DeM: Nat, when I first talked to you about our getting together, you suggested as one of the topics for discussion Crow Jim. What you have said about environment is not what I’d call Crow Jim. But there’s an element in jazz which says that only the white guys want everything correct, the way the whites say is the right way to do things. I’ve seen letters in which the writers take pride in misspelled words and bad grammar simply because they feel that this is showing white guys that to be soulful, or whatever you want to call it, you don’t have to do things “correctly.” This attitude I would call Crow Jim.

Nat: Don, you see, companion to the feeling of Crow Jim is bitterness. It’s much easier to dislike someone of you’re bitter toward him anyway. The thing that involves this whole movement—the soul music thing—could be construed as a racial thing. It can very well be construed that way, and a lot of people construe it to mean that if you got soul, or to have soul, you’ve got to be a Negro.

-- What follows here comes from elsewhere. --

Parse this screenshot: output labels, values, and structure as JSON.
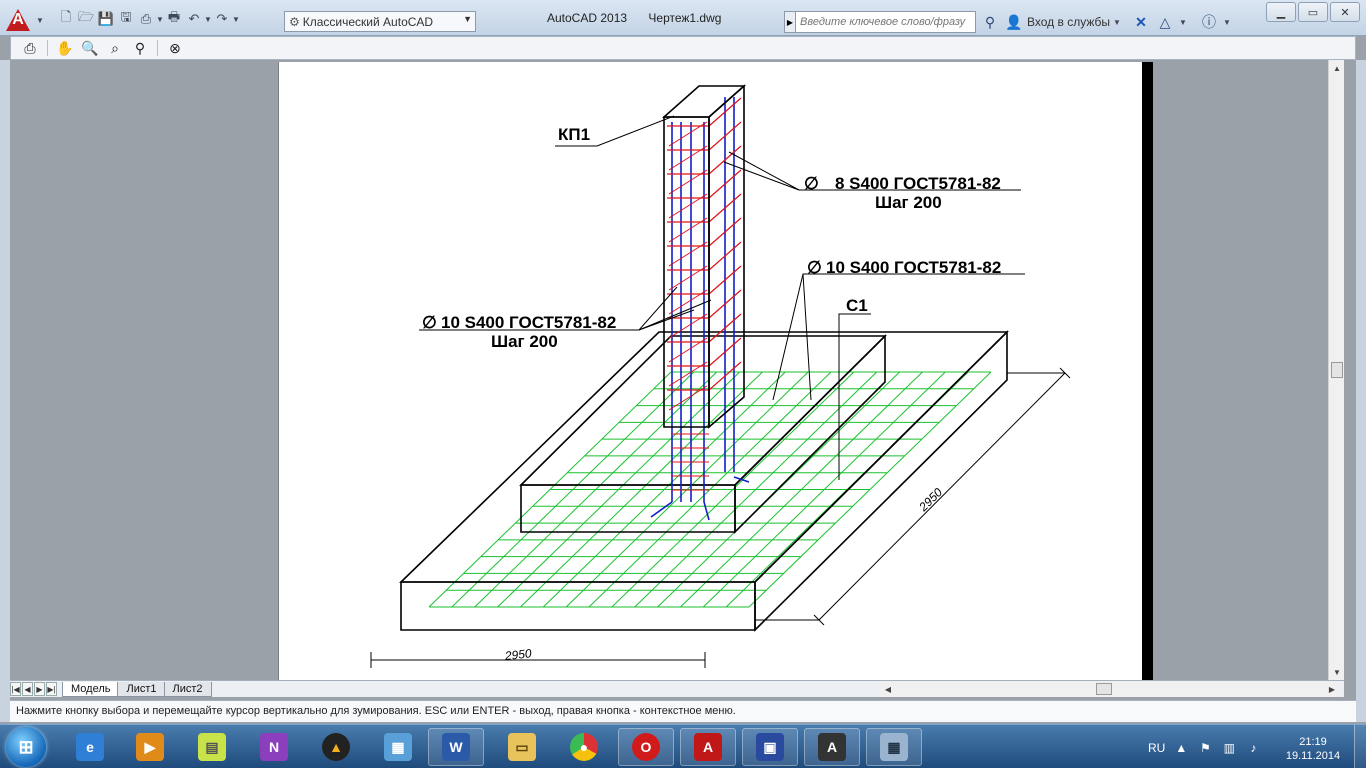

This is because, first of all, no one can define this term. I don’t know who originated it, but the first person I ever heard use the term was Milt Jackson. And I don’t think he was using the term at the time in any manner that could be construed as derogatory toward something else. But it’s come to mean that if you went to a Negro church when you were a boy, and you recognize Gospel music and this sort of thing, then you’ve got “soul.” Which is a drag, really, because I don’t think it was meant to be that way.

Now, what’s happening with this Crow Jim thing, the way a lot of Negro musicians are looking at it—and I’m using this only as a line for thought—if the term soul music has a leaning toward meaning Negro music, then the term cool or west coast music had a leaning toward being white. And the whole thing behind this thing is that there were a whole lot of guys—a whole lot of good Negro musicians who weren’t working very regularly when the vogue was the cool West Coast sound, because everybody who was cool and West Coast was white.